Matsuoka Keisuke, Hirosawa Takashi, Honda Chikako, Endo Kazutoyo, Moroi Yoshikiyo, Shibata Osamu
Department of Physical Chemistry, Showa Pharmaceutical University, Higashi-Tamagawagakuen 3-3165, Machida, Tokyo, Japan.
Chem Phys Lipids. 2007 Jul;148(1):51-60. doi: 10.1016/j.chemphyslip.2007.04.007. Epub 2007 Apr 21.
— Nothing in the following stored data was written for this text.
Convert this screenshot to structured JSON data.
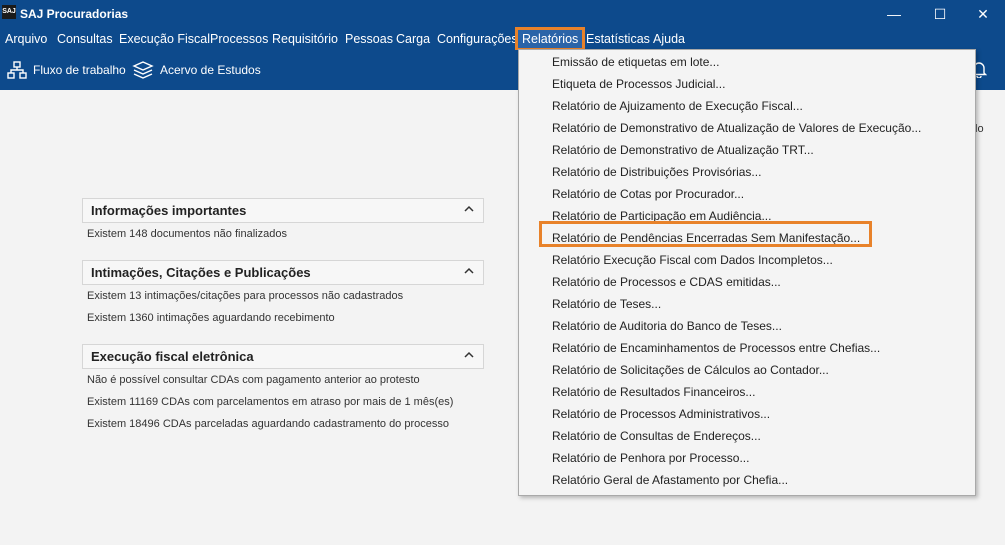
{
  "app": {
    "icon_text": "SAJ",
    "title": "SAJ Procuradorias"
  },
  "window_controls": {
    "minimize": "—",
    "maximize": "☐",
    "close": "✕"
  },
  "menubar": [
    {
      "label": "Arquivo"
    },
    {
      "label": "Consultas"
    },
    {
      "label": "Execução Fiscal"
    },
    {
      "label": "Processos"
    },
    {
      "label": "Requisitório"
    },
    {
      "label": "Pessoas"
    },
    {
      "label": "Carga"
    },
    {
      "label": "Configurações"
    },
    {
      "label": "Relatórios"
    },
    {
      "label": "Estatísticas"
    },
    {
      "label": "Ajuda"
    }
  ],
  "toolbar": {
    "workflow": "Fluxo de trabalho",
    "studies": "Acervo de Estudos"
  },
  "right_partial_label": "lo",
  "panels": [
    {
      "title": "Informações importantes",
      "lines": [
        "Existem  148 documentos não finalizados"
      ]
    },
    {
      "title": "Intimações, Citações e Publicações",
      "lines": [
        "Existem  13 intimações/citações para processos não cadastrados",
        "Existem  1360 intimações aguardando recebimento"
      ]
    },
    {
      "title": "Execução fiscal eletrônica",
      "lines": [
        "Não é possível consultar CDAs com pagamento anterior ao protesto",
        "Existem  11169 CDAs com parcelamentos em atraso por mais de 1 mês(es)",
        "Existem  18496 CDAs parceladas aguardando cadastramento do processo"
      ]
    }
  ],
  "dropdown": [
    "Emissão de etiquetas em lote...",
    "Etiqueta de Processos Judicial...",
    "Relatório de Ajuizamento de Execução Fiscal...",
    "Relatório de Demonstrativo de Atualização de Valores de Execução...",
    "Relatório de Demonstrativo de Atualização TRT...",
    "Relatório de Distribuições Provisórias...",
    "Relatório de Cotas por Procurador...",
    "Relatório de Participação em Audiência...",
    "Relatório de Pendências Encerradas Sem Manifestação...",
    "Relatório Execução Fiscal com Dados Incompletos...",
    "Relatório de Processos e CDAS emitidas...",
    "Relatório de Teses...",
    "Relatório de Auditoria do Banco de Teses...",
    "Relatório de Encaminhamentos de Processos entre Chefias...",
    "Relatório de Solicitações de Cálculos ao Contador...",
    "Relatório de Resultados Financeiros...",
    "Relatório de Processos Administrativos...",
    "Relatório de Consultas de Endereços...",
    "Relatório de Penhora por Processo...",
    "Relatório Geral de Afastamento por Chefia..."
  ]
}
Differences in the preferential solubilization of cholesterol and competitive solubilizates (beta-sitosterol and aromatic compounds) in bile salt micelles was systematically studied by changing the molar ratio of cholesterol to competitive solubilizates. The cholesterol solubility in a mixed binary system (cholesterol and beta-sitosterol) was almost half that of the cholesterol alone system, regardless of the excess beta-sitosterol quantity added. On the other hand, the mutual solubilities of cholesterol and pyrene were not inhibited by their presence in binary mixed crystals. Finally, the cholesterol solubility was measured by changing the alkyl chain length of n-alkylbenzenes. When tetradecylbenzene was added to the bile solution, the cholesterol solubility decreased slightly and was below the original cholesterol solubility. Based on Gibbs energy change (DeltaG degrees ) for solubilization, chemicals that inhibit cholesterol solubility in their combined crystal systems showed a larger negative DeltaG degrees value than cholesterol alone.
通过改变胆固醇与竞争性增溶剂(β-谷甾醇和芳香族化合物)的摩尔比,系统研究了胆汁盐胶束中胆固醇和竞争性增溶剂的优先增溶差异。在二元混合体系(胆固醇和β-谷甾醇)中,胆固醇的溶解度几乎是单独胆固醇体系的一半,无论添加的β-谷甾醇过量多少。另一方面,胆固醇和芘在二元混合晶体中的相互溶解度不受其存在的抑制。最后,通过改变正烷基苯的烷基链长度来测量胆固醇的溶解度。当向胆汁溶液中加入十四烷基苯时,胆固醇的溶解度略有下降,且低于原始胆固醇溶解度。基于增溶的吉布斯自由能变化(ΔG°),在其组合晶体体系中抑制胆固醇溶解度的化学物质显示出比单独胆固醇更大的负ΔG°值。